Fast forward 30 years and here I stand with a grade-schooler, a toddler and a full summer schedule looking nothing like the calendar we had growing up. I don’t even remember if we had a calendar. But why? I love carefree summers. I love being lax on bedtimes and schedules and life. I work full time and have the summers off- I deserve to forget if I served lunch or not (at least the bigger one knows how to make a sandwich on his own).
And my kids deserve to have nothing to do. They shouldn’t be doing homework or thinking about where to go. They should be able to spend endless hours in the treehouse with friends getting sweaty from hours of playing in the heat. There should be blow up kiddie pools in the backyard and permanent access to bubbles and chalk. They should experience boredom and adventures and the freedom that the school year tends to rob them of. And my desire to plan a schedule should not get in the way of any of that.
And you know what? In all the years past, this is how our summers went.
Well, after experimenting a few years with the notion that I love my kids too much to not want to be with them all summer long, I discovered that my children don’t necessarily function best this way. I’ve learned, especially thanks to our eldest, that they function best when they have a schedule and routine…and I am not the best at providing that on my own. I wish I was, but I’ve learned that I am not.
I’ve learned that if we have something to get up for each morning, we move through the day in a much happier way. And I’ve learned that planning camps and other classes does not mean we don’t get to have the freedom that summer provides- it’s just for part of the day, not the full day. And so far those half days of unstructured time have proven to be much more enjoyable than a full day used to be. Trust me, we still have our fair share of lazy summer (half) days.
So, that means my kids will have sports camps and community ed classes and swimming lessons and VBS and playdates and, yes, even tutoring this summer. It also means more driving kids around and making fancy child-legible calendars so we’re all on the same page. And as we quickly learned, it also means spending a little more money here or there. But it’s been worth it.

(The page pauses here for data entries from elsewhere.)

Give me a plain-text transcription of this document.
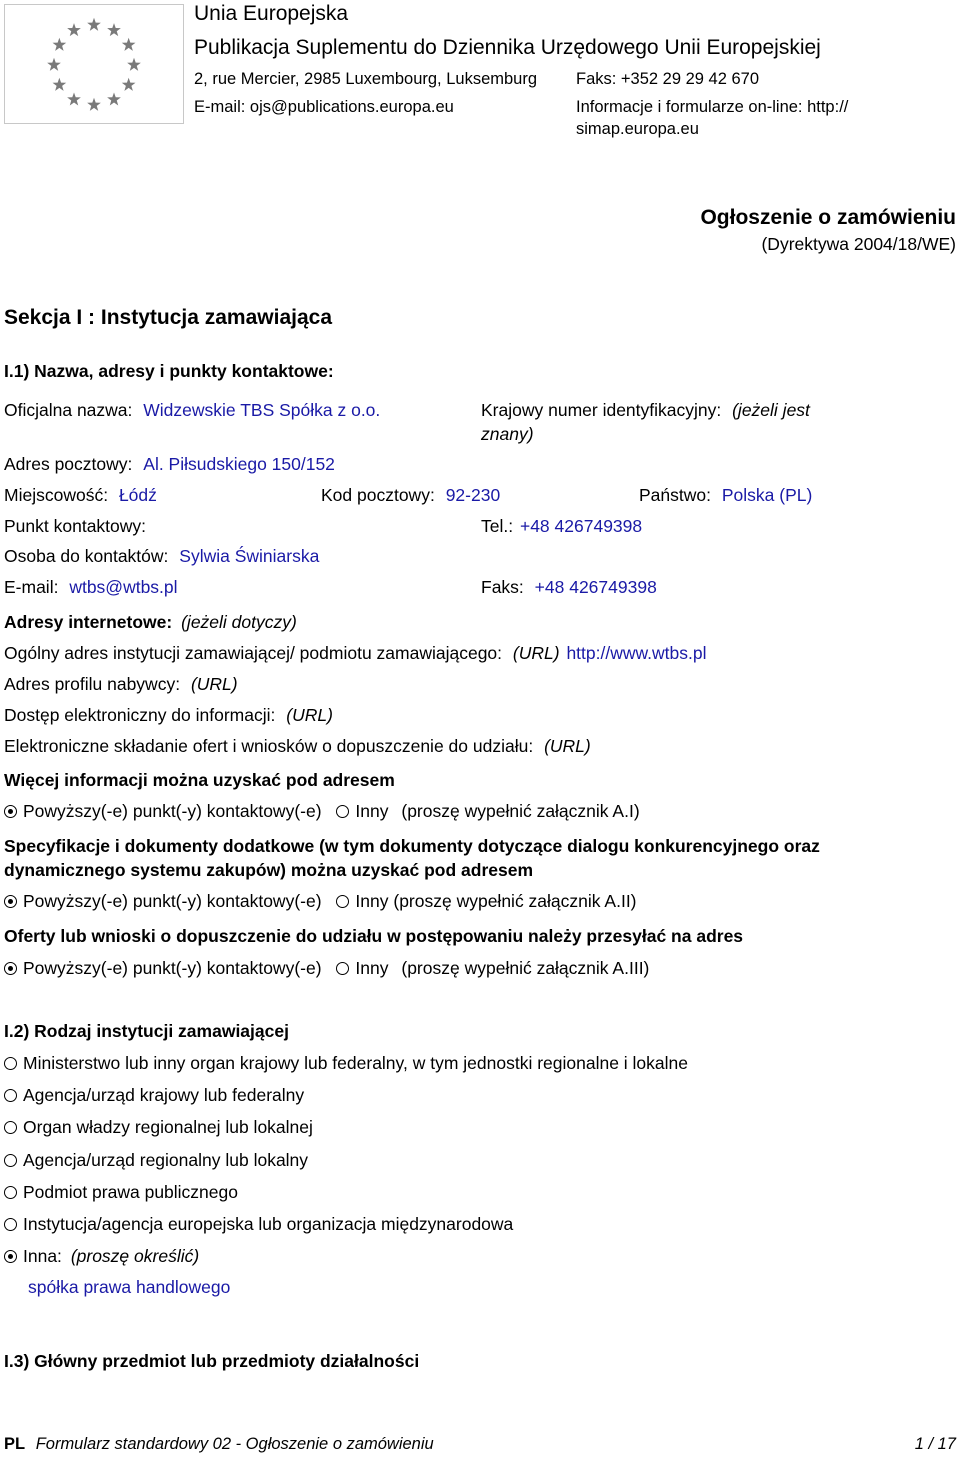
Unia Europejska
Publikacja Suplementu do Dziennika Urzędowego Unii Europejskiej
2, rue Mercier, 2985 Luxembourg, Luksemburg Faks: +352 29 29 42 670
E-mail: ojs@publications.europa.eu	Informacje i formularze on-line: http://
simap.europa.eu
Ogłoszenie o zamówieniu
(Dyrektywa 2004/18/WE)
Sekcja I : Instytucja zamawiająca
I.1) Nazwa, adresy i punkty kontaktowe:
Oficjalna nazwa: Widzewskie TBS Spółka z o.o.	Krajowy numer identyfikacyjny: (jeżeli jest
znany)
Adres pocztowy: Al. Piłsudskiego 150/152
Miejscowość: Łódź	Kod pocztowy: 92-230	Państwo: Polska (PL)
Punkt kontaktowy:	Tel.: +48 426749398
Osoba do kontaktów: Sylwia Świniarska
E-mail: wtbs@wtbs.pl	Faks: +48 426749398
Adresy internetowe: (jeżeli dotyczy)
Ogólny adres instytucji zamawiającej/ podmiotu zamawiającego: (URL) http://www.wtbs.pl
Adres profilu nabywcy: (URL)
Dostęp elektroniczny do informacji: (URL)
Elektroniczne składanie ofert i wniosków o dopuszczenie do udziału: (URL)
Więcej informacji można uzyskać pod adresem
Powyższy(-e) punkt(-y) kontaktowy(-e) Inny (proszę wypełnić załącznik A.I)
Specyfikacje i dokumenty dodatkowe (w tym dokumenty dotyczące dialogu konkurencyjnego oraz
dynamicznego systemu zakupów) można uzyskać pod adresem
Powyższy(-e) punkt(-y) kontaktowy(-e) Inny (proszę wypełnić załącznik A.II)
Oferty lub wnioski o dopuszczenie do udziału w postępowaniu należy przesyłać na adres
Powyższy(-e) punkt(-y) kontaktowy(-e) Inny (proszę wypełnić załącznik A.III)
I.2) Rodzaj instytucji zamawiającej
Ministerstwo lub inny organ krajowy lub federalny, w tym jednostki regionalne i lokalne
Agencja/urząd krajowy lub federalny
Organ władzy regionalnej lub lokalnej
Agencja/urząd regionalny lub lokalny
Podmiot prawa publicznego
Instytucja/agencja europejska lub organizacja międzynarodowa
Inna: (proszę określić)
spółka prawa handlowego
I.3) Główny przedmiot lub przedmioty działalności
PL Formularz standardowy 02 - Ogłoszenie o zamówieniu	1 / 17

And please know that my children do know how to function in unplanned spaces. They just function at their best when there’s a routine. I am not a planner by nature and much prefer to just go through life without knowing what comes next. I am very good at following my feelings and cancelling plans! However, my oldest is at the age when predictability is helpful to him in managing his days. When he knows what’s expected, he feels better (we probably do, too, if you think about it). And I’ve decided we should respect that part of who he is, and if that means I plan a little more this summer, then I’ll do it.
I do sometimes miss the carefree mornings of sitting on the back porch with my little guy swinging on the swing set as I sip my coffee. But when two o’clock rolls around and we haven’t had a melt down because our day has a plan and routine and our entire family functions better in that space, I remember why I scheduled that early morning soccer camp this week. And on the week that nothing’s planned and I’ve also noticed more arguments and struggles? I’m grateful to see that Pokemon camp is on the calendar next week!
And in doing so, we get to enjoy our free-time with less meltdowns and more calm, and my grade-schooler feels more prepared to reenter the routine of the school year when the time comes. And I’m okay with that!